Implementation:Risingwavelabs Risingwave PostgresSchema
| Knowledge Sources | |
|---|---|
| Domains | CDC, Connectors, PostgreSQL, Java |
| Last Updated | 2026-02-09 07:00 GMT |
Overview
Patched Debezium PostgresSchema class managing the in-memory representation of the PostgreSQL database schema for CDC.
Description
PostgresSchema extends Debezium's RelationalDatabaseSchema and implements HistorizedDatabaseSchema<TableId> to manage the in-memory representation of all PostgreSQL tables being tracked by a CDC source.
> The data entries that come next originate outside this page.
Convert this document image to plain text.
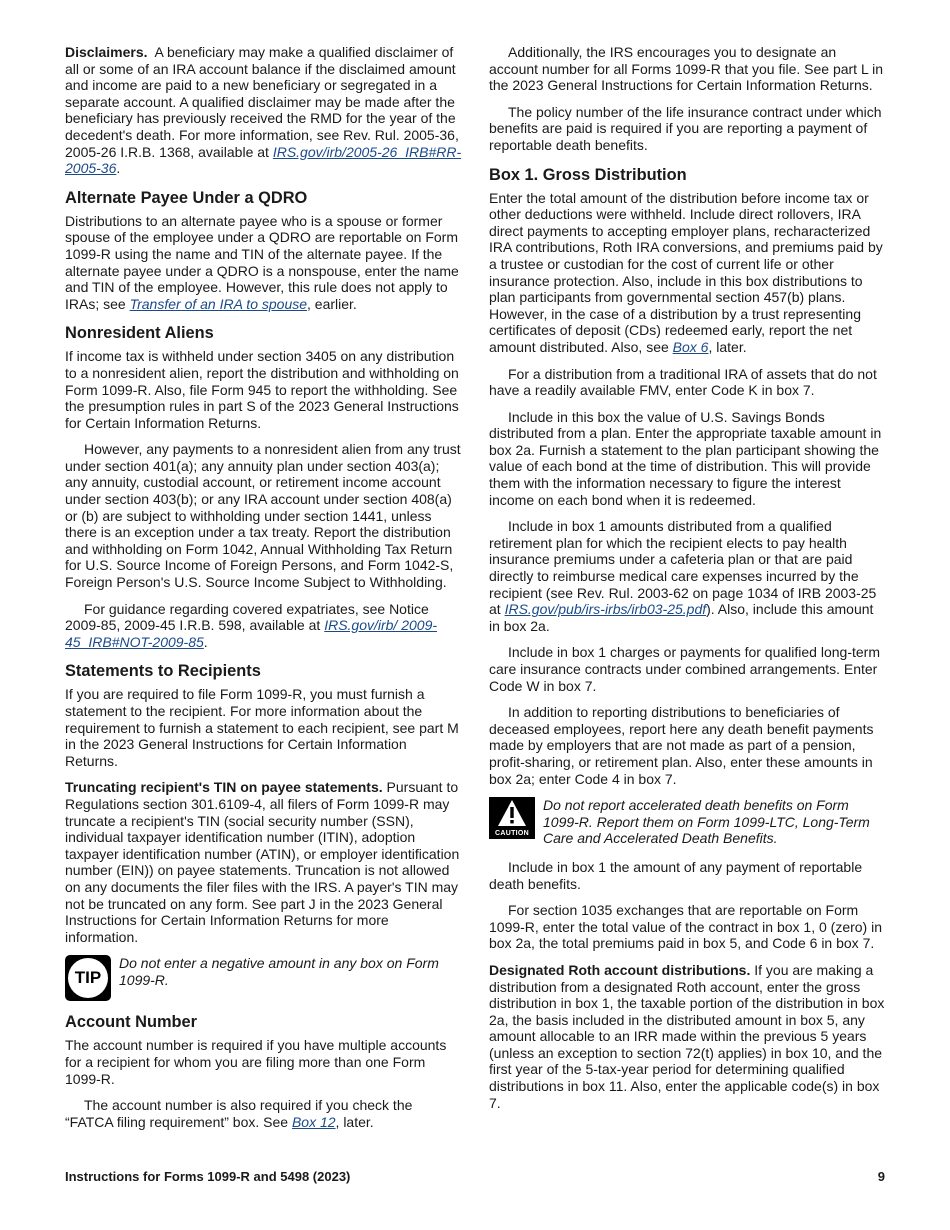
Disclaimers. A beneficiary may make a qualified disclaimer of all or some of an IRA account balance if the disclaimed amount and income are paid to a new beneficiary or segregated in a separate account. A qualified disclaimer may be made after the beneficiary has previously received the RMD for the year of the decedent's death. For more information, see Rev. Rul. 2005-36, 2005-26 I.R.B. 1368, available at IRS.gov/irb/2005-26_IRB#RR-2005-36.

Alternate Payee Under a QDRO

Distributions to an alternate payee who is a spouse or former spouse of the employee under a QDRO are reportable on Form 1099-R using the name and TIN of the alternate payee. If the alternate payee under a QDRO is a nonspouse, enter the name and TIN of the employee. However, this rule does not apply to IRAs; see Transfer of an IRA to spouse, earlier.

Nonresident Aliens

If income tax is withheld under section 3405 on any distribution to a nonresident alien, report the distribution and withholding on Form 1099-R. Also, file Form 945 to report the withholding. See the presumption rules in part S of the 2023 General Instructions for Certain Information Returns.

However, any payments to a nonresident alien from any trust under section 401(a); any annuity plan under section 403(a); any annuity, custodial account, or retirement income account under section 403(b); or any IRA account under section 408(a) or (b) are subject to withholding under section 1441, unless there is an exception under a tax treaty. Report the distribution and withholding on Form 1042, Annual Withholding Tax Return for U.S. Source Income of Foreign Persons, and Form 1042-S, Foreign Person's U.S. Source Income Subject to Withholding.

For guidance regarding covered expatriates, see Notice 2009-85, 2009-45 I.R.B. 598, available at IRS.gov/irb/ 2009-45_IRB#NOT-2009-85.

Statements to Recipients

If you are required to file Form 1099-R, you must furnish a statement to the recipient. For more information about the requirement to furnish a statement to each recipient, see part M in the 2023 General Instructions for Certain Information Returns.

Truncating recipient's TIN on payee statements. Pursuant to Regulations section 301.6109-4, all filers of Form 1099-R may truncate a recipient's TIN (social security number (SSN), individual taxpayer identification number (ITIN), adoption taxpayer identification number (ATIN), or employer identification number (EIN)) on payee statements. Truncation is not allowed on any documents the filer files with the IRS. A payer's TIN may not be truncated on any form. See part J in the 2023 General Instructions for Certain Information Returns for more information.

TIP
Do not enter a negative amount in any box on Form 1099-R.
Account Number

The account number is required if you have multiple accounts for a recipient for whom you are filing more than one Form 1099-R.

The account number is also required if you check the “FATCA filing requirement” box. See Box 12, later.

Additionally, the IRS encourages you to designate an account number for all Forms 1099-R that you file. See part L in the 2023 General Instructions for Certain Information Returns.

The policy number of the life insurance contract under which benefits are paid is required if you are reporting a payment of reportable death benefits.

Box 1. Gross Distribution

Enter the total amount of the distribution before income tax or other deductions were withheld. Include direct rollovers, IRA direct payments to accepting employer plans, recharacterized IRA contributions, Roth IRA conversions, and premiums paid by a trustee or custodian for the cost of current life or other insurance protection. Also, include in this box distributions to plan participants from governmental section 457(b) plans. However, in the case of a distribution by a trust representing certificates of deposit (CDs) redeemed early, report the net amount distributed. Also, see Box 6, later.

For a distribution from a traditional IRA of assets that do not have a readily available FMV, enter Code K in box 7.

Include in this box the value of U.S. Savings Bonds distributed from a plan. Enter the appropriate taxable amount in box 2a. Furnish a statement to the plan participant showing the value of each bond at the time of distribution. This will provide them with the information necessary to figure the interest income on each bond when it is redeemed.

Include in box 1 amounts distributed from a qualified retirement plan for which the recipient elects to pay health insurance premiums under a cafeteria plan or that are paid directly to reimburse medical care expenses incurred by the recipient (see Rev. Rul. 2003-62 on page 1034 of IRB 2003-25 at IRS.gov/pub/irs-irbs/irb03-25.pdf). Also, include this amount in box 2a.

Include in box 1 charges or payments for qualified long-term care insurance contracts under combined arrangements. Enter Code W in box 7.

In addition to reporting distributions to beneficiaries of deceased employees, report here any death benefit payments made by employers that are not made as part of a pension, profit-sharing, or retirement plan. Also, enter these amounts in box 2a; enter Code 4 in box 7.

CAUTION
Do not report accelerated death benefits on Form 1099-R. Report them on Form 1099-LTC, Long-Term Care and Accelerated Death Benefits.

Include in box 1 the amount of any payment of reportable death benefits.

For section 1035 exchanges that are reportable on Form 1099-R, enter the total value of the contract in box 1, 0 (zero) in box 2a, the total premiums paid in box 5, and Code 6 in box 7.

Designated Roth account distributions. If you are making a distribution from a designated Roth account, enter the gross distribution in box 1, the taxable portion of the distribution in box 2a, the basis included in the distributed amount in box 5, any amount allocable to an IRR made within the previous 5 years (unless an exception to section 72(t) applies) in box 10, and the first year of the 5-tax-year period for determining qualified distributions in box 11. Also, enter the applicable code(s) in box 7.

Instructions for Forms 1099-R and 5498 (2023)	9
This is a RisingWave-patched override of the upstream Debezium class, customized for RisingWave's CDC integration.
The class maintains several key data structures:
- tableIdToToastableColumns: A map from TableId to a list of column names that use PostgreSQL TOAST storage strategies (x, e, or m). These columns may have their values replaced with unchanged-toast markers during logical replication.
- relationIdToTableId: A map from PostgreSQL OID relation IDs to TableId objects, enabling lookup of tables by their internal database identifiers as received in replication messages.
Key operations include:
- refresh(PostgresConnection, boolean): Reads the complete database schema from the connection, optionally printing replica identity information, and refreshes the internal schema cache.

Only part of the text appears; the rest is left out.